QuaLiProM Project wields AI to address sustainable battery upcycling

In an effort to improve sustainability further within the EV industry, new research has been commissioned to deal with the hurdles of upcycling lithium-ion batteries. Dubbed the “QuaLiProM project,” this initiative will explore the creation of a quick, non-destructive method for analyzing the available power and service life of used lithium-ion batteries.
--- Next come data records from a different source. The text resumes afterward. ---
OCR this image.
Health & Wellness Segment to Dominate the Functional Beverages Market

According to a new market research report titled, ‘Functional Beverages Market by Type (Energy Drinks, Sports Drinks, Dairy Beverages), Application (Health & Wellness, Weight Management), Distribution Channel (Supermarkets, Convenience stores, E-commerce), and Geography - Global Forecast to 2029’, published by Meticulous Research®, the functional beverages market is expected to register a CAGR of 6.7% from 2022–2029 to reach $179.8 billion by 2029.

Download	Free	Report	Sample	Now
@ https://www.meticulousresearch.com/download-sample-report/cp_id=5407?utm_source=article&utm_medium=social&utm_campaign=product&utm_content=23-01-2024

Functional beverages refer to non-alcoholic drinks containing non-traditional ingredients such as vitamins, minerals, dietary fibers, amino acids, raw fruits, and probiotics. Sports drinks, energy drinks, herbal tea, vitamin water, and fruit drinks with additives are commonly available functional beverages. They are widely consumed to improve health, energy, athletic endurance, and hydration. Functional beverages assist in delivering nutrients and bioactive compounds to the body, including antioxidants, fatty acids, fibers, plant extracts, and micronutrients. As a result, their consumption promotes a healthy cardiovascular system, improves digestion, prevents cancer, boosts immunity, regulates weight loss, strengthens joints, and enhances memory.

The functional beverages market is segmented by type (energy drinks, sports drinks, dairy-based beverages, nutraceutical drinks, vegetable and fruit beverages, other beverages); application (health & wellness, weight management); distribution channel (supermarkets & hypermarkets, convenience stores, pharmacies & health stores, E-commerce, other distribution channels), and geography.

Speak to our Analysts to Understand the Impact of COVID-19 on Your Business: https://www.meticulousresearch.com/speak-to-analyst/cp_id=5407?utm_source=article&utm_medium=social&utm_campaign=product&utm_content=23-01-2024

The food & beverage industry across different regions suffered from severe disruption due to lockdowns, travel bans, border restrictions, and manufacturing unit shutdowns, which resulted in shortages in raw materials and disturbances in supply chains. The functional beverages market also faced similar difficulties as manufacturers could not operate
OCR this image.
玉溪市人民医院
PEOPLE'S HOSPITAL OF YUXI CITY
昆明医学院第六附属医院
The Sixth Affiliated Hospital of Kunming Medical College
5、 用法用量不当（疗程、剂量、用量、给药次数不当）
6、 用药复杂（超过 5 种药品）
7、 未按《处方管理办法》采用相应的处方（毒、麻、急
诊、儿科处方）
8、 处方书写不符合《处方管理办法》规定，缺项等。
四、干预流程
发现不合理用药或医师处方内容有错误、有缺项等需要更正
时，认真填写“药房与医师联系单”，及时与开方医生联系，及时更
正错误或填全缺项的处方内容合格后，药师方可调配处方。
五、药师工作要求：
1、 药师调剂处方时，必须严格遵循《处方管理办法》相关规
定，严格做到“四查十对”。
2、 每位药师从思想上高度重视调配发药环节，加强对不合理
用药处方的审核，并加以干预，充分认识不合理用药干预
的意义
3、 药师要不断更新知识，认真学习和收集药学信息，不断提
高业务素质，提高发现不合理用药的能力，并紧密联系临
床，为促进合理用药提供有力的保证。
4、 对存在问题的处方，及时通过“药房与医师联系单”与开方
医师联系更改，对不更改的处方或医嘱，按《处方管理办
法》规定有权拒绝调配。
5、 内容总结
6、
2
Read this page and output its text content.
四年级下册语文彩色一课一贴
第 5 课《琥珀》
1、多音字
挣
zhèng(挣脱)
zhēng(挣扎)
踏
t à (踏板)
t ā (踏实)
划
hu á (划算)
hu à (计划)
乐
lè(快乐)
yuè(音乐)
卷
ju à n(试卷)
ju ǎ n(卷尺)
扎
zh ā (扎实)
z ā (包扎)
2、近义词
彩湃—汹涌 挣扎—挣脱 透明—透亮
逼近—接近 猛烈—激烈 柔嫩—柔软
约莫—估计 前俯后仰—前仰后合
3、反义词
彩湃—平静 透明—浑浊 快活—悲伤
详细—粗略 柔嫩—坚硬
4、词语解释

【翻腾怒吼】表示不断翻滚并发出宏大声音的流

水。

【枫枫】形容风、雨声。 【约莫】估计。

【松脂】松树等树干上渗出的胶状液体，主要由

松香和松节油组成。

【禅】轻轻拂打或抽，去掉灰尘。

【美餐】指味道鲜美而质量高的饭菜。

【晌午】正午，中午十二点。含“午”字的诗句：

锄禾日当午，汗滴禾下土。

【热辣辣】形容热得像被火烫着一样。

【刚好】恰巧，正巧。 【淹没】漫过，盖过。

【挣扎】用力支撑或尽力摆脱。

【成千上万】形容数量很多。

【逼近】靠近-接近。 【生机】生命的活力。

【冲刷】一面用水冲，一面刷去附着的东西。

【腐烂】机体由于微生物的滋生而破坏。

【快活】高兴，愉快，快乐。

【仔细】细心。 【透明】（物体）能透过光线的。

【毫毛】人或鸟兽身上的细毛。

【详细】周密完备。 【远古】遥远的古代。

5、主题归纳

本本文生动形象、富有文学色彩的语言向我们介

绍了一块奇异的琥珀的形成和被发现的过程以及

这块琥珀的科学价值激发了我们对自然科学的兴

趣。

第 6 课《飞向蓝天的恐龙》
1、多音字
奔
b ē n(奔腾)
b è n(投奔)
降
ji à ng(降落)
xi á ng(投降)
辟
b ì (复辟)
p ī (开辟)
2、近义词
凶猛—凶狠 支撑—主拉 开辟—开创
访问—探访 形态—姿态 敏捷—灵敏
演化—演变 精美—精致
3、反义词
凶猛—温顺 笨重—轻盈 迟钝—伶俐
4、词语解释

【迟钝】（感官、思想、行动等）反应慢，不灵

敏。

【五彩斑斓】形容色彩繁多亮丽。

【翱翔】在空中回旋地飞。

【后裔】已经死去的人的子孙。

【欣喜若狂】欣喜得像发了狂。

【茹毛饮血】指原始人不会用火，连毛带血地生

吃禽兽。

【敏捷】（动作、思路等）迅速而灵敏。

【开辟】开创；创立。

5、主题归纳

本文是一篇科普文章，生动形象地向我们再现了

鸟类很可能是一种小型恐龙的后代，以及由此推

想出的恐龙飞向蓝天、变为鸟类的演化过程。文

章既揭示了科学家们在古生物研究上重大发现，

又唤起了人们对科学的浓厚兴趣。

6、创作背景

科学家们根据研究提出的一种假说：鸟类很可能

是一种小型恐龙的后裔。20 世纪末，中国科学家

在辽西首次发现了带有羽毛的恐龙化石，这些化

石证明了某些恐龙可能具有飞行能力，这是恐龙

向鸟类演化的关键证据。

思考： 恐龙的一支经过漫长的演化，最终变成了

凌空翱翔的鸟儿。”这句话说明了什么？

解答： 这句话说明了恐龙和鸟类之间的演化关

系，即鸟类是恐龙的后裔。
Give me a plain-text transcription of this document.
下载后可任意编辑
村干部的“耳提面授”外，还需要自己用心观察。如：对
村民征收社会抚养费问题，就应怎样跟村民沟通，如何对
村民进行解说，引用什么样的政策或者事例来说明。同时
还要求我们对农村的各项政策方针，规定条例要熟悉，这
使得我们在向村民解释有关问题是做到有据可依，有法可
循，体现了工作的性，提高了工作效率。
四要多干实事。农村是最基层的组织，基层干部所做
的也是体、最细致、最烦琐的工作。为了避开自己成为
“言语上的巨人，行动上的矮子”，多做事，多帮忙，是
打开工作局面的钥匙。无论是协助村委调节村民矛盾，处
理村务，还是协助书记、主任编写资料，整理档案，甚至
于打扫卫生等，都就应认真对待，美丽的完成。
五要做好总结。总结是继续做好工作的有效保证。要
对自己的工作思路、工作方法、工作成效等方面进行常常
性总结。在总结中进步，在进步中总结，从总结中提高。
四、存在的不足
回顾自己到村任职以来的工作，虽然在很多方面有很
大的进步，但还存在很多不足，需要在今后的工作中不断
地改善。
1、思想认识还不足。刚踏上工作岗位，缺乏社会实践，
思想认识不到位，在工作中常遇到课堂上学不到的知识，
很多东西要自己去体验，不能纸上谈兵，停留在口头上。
If successful, this research will enable more batteries to be reused for EVs and other industries. Lithium-ion batteries naturally degrade over time, with lowered capacities and more internal resistance. Today, analyzing the State-of-Health (SoH) of any battery requires delicate electrochemical measurements, which take time. Moreover, existing methods are ineffective at detecting localized defects or hotspots. These challenges result in upcycling programs often being classified as non-viable from an economic perspective.

It's a problem recognized worldwide, but the German Federal Ministry of Education and Research (BMBF) has decided to tackle the problem with this brand-new project. The QuaLiProM project relies on quantum sensors made from diamonds and atomic magnetometry to detect and measure the magnetic fields produced by battery cells.

AI can then be used to analyze the data gathered from these magnetic fields to determine whether battery cells are defective or degraded. Deep learning AI methods can then decide if batteries are suitable for recycling in EVs or suitable for second-life uses in other industries.

It's theorized that this non-destructive method can detect everything from the state of a battery’s charge to impurities and product defects. Most excitingly of all, for EV battery producers, the method can be integrated into cell production directly while being substantially faster than traditional methods.

Several partners have announced their participation in the project, including the Fraunhofer Institute for Manufacturing Technology and Advanced Materials (IFAM), Nehlsen, and Industrial Dynamics.

Expertise has been drawn from several sectors to give the project the best chance of success, with specializations including data analysis and quantum sensor development.

Currently, the timeline for the project is November 30th, 2026. If successful, it could be the end of the decade when we see these methods appear on the ground.